Here is how Autism added up for me:
- Inability to make and keep live friends: This is the biggest “distress” for me. I would like to make friends, especially lady friends in person (like dear long-suffering Cathy) but find it difficult to manage all the social “rules.” Also, unless I share many strong interests with the person, its hard for me to maintain contact with them. What do I talk about? How do I properly open up emotionally to them? Do they think I weird? Do I make them feel uncomfortable? How can I tell they like me? And on and on….Typical female events are also tedious for me, like Women’s Ministry. Sigh and Shudder. Bridal and Baby showers are ok, for a while. Did I mention I don’t like make-up and hair and other female stuff?
- Fear and Anxiety as a Child: Most everything new freaked me out. Thunderstorms were a biggie.
- Strong interests: Blogging about modest dress and headcoverings, pretty narrow interest field, huh?
I have many others that I’ve maintained or let go of over the years. Thats enough for many other blog posts.

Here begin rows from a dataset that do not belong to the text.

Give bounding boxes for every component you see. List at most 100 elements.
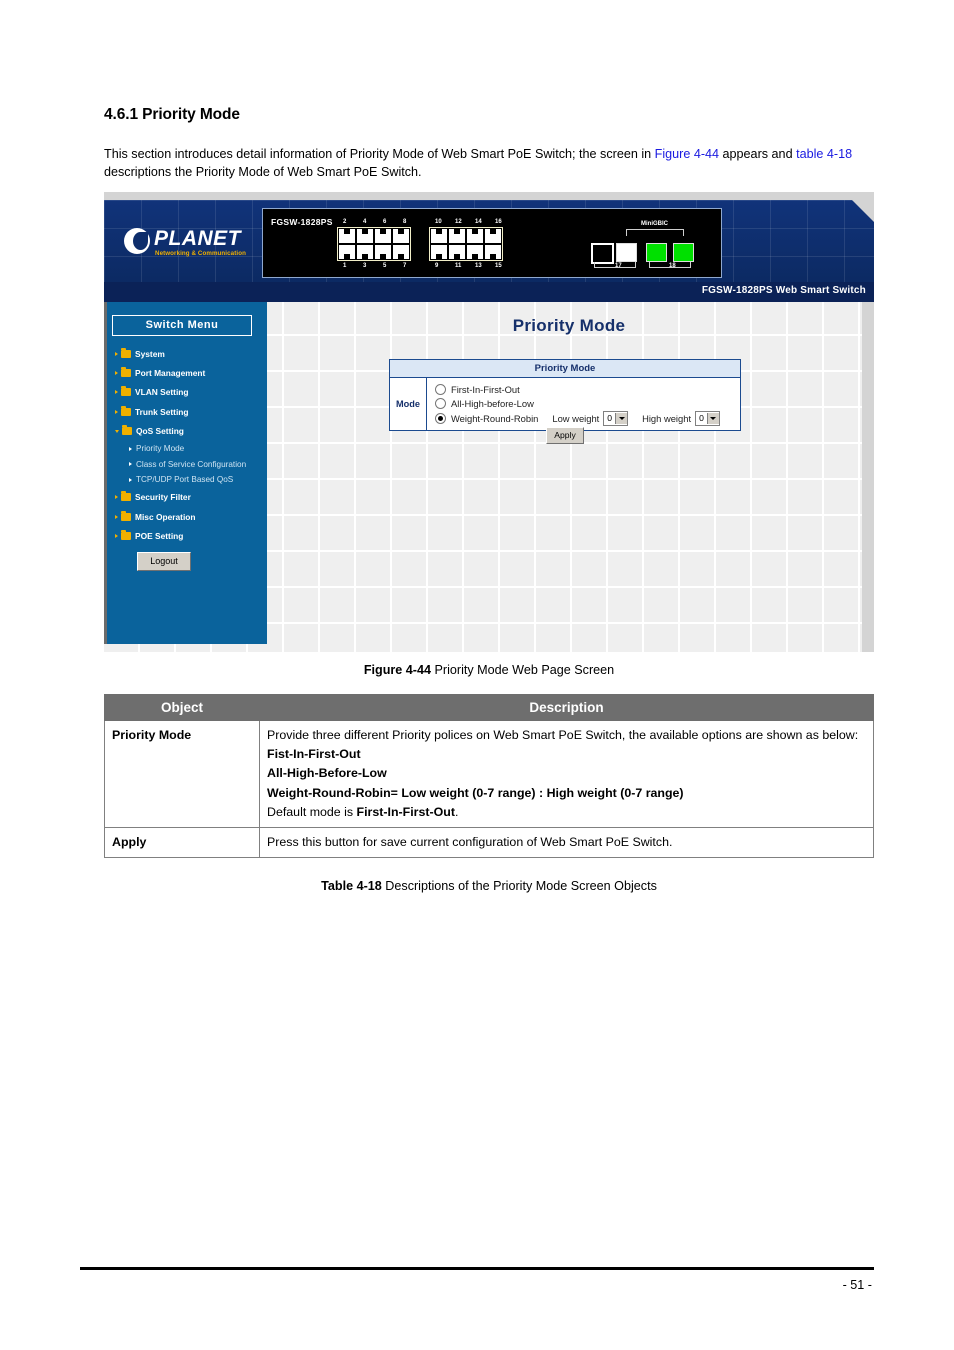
uplink-number-18: 18 [669, 263, 676, 269]
figure-caption-label: Figure 4-44 [363, 663, 431, 677]
document-page: 4.6.1 Priority Mode This section introdu… [0, 0, 954, 1350]
sidebar-item-label: System [135, 348, 165, 359]
row-object-priority-mode: Priority Mode [104, 719, 260, 829]
panel-header-title: Priority Mode [390, 360, 740, 378]
folder-icon [121, 405, 131, 416]
port-label-14: 14 [475, 219, 482, 225]
chevron-right-icon [115, 390, 118, 395]
radio-icon[interactable] [435, 383, 446, 395]
radio-icon[interactable] [435, 398, 446, 410]
sidebar-subitem-tcp-udp-qos[interactable]: TCP/UDP Port Based QoS [115, 472, 267, 488]
sidebar-item-label: VLAN Setting [135, 387, 189, 398]
sidebar-item-security-filter[interactable]: Security Filter [115, 488, 267, 507]
figure-caption: Figure 4-44 Priority Mode Web Page Scree… [104, 663, 874, 677]
desc-intro: Provide three different Priority polices… [267, 728, 859, 742]
sidebar: Switch Menu System Port Management VLAN … [104, 302, 267, 644]
option-label: First-In-First-Out [451, 383, 520, 395]
chevron-down-icon[interactable] [706, 412, 719, 424]
option-weight-round-robin[interactable]: Weight-Round-Robin Low weight 0 High wei… [435, 410, 740, 426]
low-weight-select[interactable]: 0 [603, 410, 629, 426]
desc-option-2: All-High-Before-Low [267, 766, 387, 781]
high-weight-value: 0 [699, 413, 704, 424]
port-row-bottom-2 [430, 244, 502, 260]
intro-paragraph: This section introduces detail informati… [104, 146, 872, 181]
figure-link[interactable]: Figure 4-44 [655, 147, 719, 161]
rj45-port-12 [449, 229, 465, 243]
intro-text-part3: descriptions the Priority Mode of Web Sm… [104, 164, 422, 179]
sidebar-item-port-management[interactable]: Port Management [115, 363, 267, 382]
row-object-apply: Apply [104, 827, 260, 859]
chevron-down-icon[interactable] [615, 412, 628, 424]
table-caption-text: Descriptions of the Priority Mode Screen… [381, 879, 657, 893]
sidebar-item-poe-setting[interactable]: POE Setting [115, 527, 267, 546]
table-link[interactable]: table 4-18 [796, 147, 852, 161]
table-row: Apply Press this button for save current… [104, 827, 874, 859]
sidebar-item-label: Misc Operation [135, 511, 196, 522]
folder-icon [121, 386, 131, 397]
descriptions-table: Object Description Priority Mode Provide… [104, 694, 874, 859]
chevron-right-icon [115, 495, 118, 500]
folder-icon [122, 425, 132, 436]
logout-button[interactable]: Logout [137, 552, 191, 571]
low-weight-label: Low weight [552, 412, 600, 424]
intro-text-part2: appears and [719, 147, 797, 161]
table-row: Priority Mode Provide three different Pr… [104, 719, 874, 829]
priority-mode-panel: Priority Mode Mode First-In-First-Out Al… [389, 359, 741, 431]
option-all-high-before-low[interactable]: All-High-before-Low [435, 397, 740, 412]
web-ui-content: Switch Menu System Port Management VLAN … [104, 302, 874, 652]
sidebar-subitem-class-of-service[interactable]: Class of Service Configuration [115, 457, 267, 473]
sidebar-item-qos-setting[interactable]: QoS Setting [115, 422, 267, 441]
sidebar-subitem-priority-mode[interactable]: Priority Mode [115, 441, 267, 457]
banner-top-strip [104, 192, 874, 200]
vertical-scrollbar[interactable] [862, 302, 874, 652]
row-description-priority-mode: Provide three different Priority polices… [259, 719, 874, 829]
chevron-right-icon [129, 462, 132, 467]
sidebar-item-vlan-setting[interactable]: VLAN Setting [115, 383, 267, 402]
port-label-8: 8 [403, 219, 407, 225]
planet-logo-icon [124, 228, 150, 254]
rj45-port-7 [393, 245, 409, 259]
sidebar-item-label: Security Filter [135, 492, 191, 503]
mode-row-label: Mode [390, 378, 427, 430]
sidebar-subitem-label: Priority Mode [136, 444, 185, 454]
port-label-5: 5 [383, 263, 387, 269]
minigbic-bracket [626, 229, 684, 236]
port-label-15: 15 [495, 263, 502, 269]
port-row-top-2 [430, 228, 502, 244]
apply-button[interactable]: Apply [546, 427, 584, 444]
minigbic-label: MiniGBIC [641, 221, 668, 227]
folder-icon [121, 347, 131, 358]
folder-icon [121, 510, 131, 521]
folder-icon [121, 530, 131, 541]
port-block-right [429, 227, 503, 261]
port-label-1: 1 [343, 263, 347, 269]
radio-icon-selected[interactable] [435, 412, 446, 424]
chevron-right-icon [115, 351, 118, 356]
option-first-in-first-out[interactable]: First-In-First-Out [435, 382, 740, 397]
option-label: All-High-before-Low [451, 398, 534, 410]
sidebar-item-system[interactable]: System [115, 344, 267, 363]
sidebar-item-misc-operation[interactable]: Misc Operation [115, 507, 267, 526]
page-number: - 51 - [842, 1278, 872, 1292]
port-label-16: 16 [495, 219, 502, 225]
banner-footer: FGSW-1828PS Web Smart Switch [104, 282, 874, 302]
rj45-port-3 [357, 245, 373, 259]
footer-divider [80, 1267, 874, 1270]
rj45-port-8 [393, 229, 409, 243]
low-weight-value: 0 [607, 413, 613, 424]
sidebar-item-trunk-setting[interactable]: Trunk Setting [115, 402, 267, 421]
figure-caption-text: Priority Mode Web Page Screen [431, 663, 615, 677]
rj45-port-9 [431, 245, 447, 259]
uplink-number-17: 17 [615, 263, 622, 269]
row-description-apply: Press this button for save current confi… [259, 827, 874, 859]
device-front-panel: FGSW-1828PS 2 4 6 8 10 12 14 16 1 3 5 7 … [262, 208, 722, 278]
desc-option-1: Fist-In-First-Out [267, 747, 361, 762]
rj45-port-13 [467, 245, 483, 259]
high-weight-select[interactable]: 0 [695, 410, 720, 426]
chevron-down-icon [115, 430, 119, 434]
switch-menu-title[interactable]: Switch Menu [112, 315, 252, 336]
chevron-right-icon [129, 477, 132, 482]
port-label-12: 12 [455, 219, 462, 225]
port-label-10: 10 [435, 219, 442, 225]
rj45-port-10 [431, 229, 447, 243]
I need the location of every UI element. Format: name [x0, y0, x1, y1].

- Clumsiness: This is something that my parents inadvertently helped me with as a child through ballet classes. The problem is, I can be graceful in ballet, but the rest of normal life, its a free-for-all on my poor body!
- Jokes: Especially the kind where a person is appearing to be serious but are saying something funny. I cannot interpret it as funny. They have to apologize when I take it seriously. Puns are borderline. I have to think them out. I love irony or sarcasm, in print or on the movie screen. This gives me time to think it over. I used to think I was just gullible. It has been persistent, no matter how many times I try to overcome it!
- Staring off into space: I need time to think and stare, sometimes out the window or at the ceiling.
- Low-Energy: Real Life is exhausting. Naps Rule!
- Auditory Difficulties: My hearing is fine, but the perception of what people are saying is difficult. Sometimes I can be looking straight at a person and focused completely on them, but then the sound cuts out for a few words in the middle of sentences. Restaurants are usually too busy and loud for me to have any meaningful conversation. Appleby’s is a nightmare! My husband is convinced I have near perfect pitch. I help him tune his guitar.
- Attention Issues: This is because details fascinate me. I feel like a mouse in a maze for most of my daily life. To get the cheese, I memorize details of everything. Jeff calls this “Fly Paper Brain.” It all sticks! Of course, for Normals, they screen out most of this stuff. Hence why I get so tired…
- There are many other small things that add up, too. Light sleeper at night. Insomnia as a child. Likes technology.
Well, if you made it this far, you deserve a gold star! Feel free to ask questions.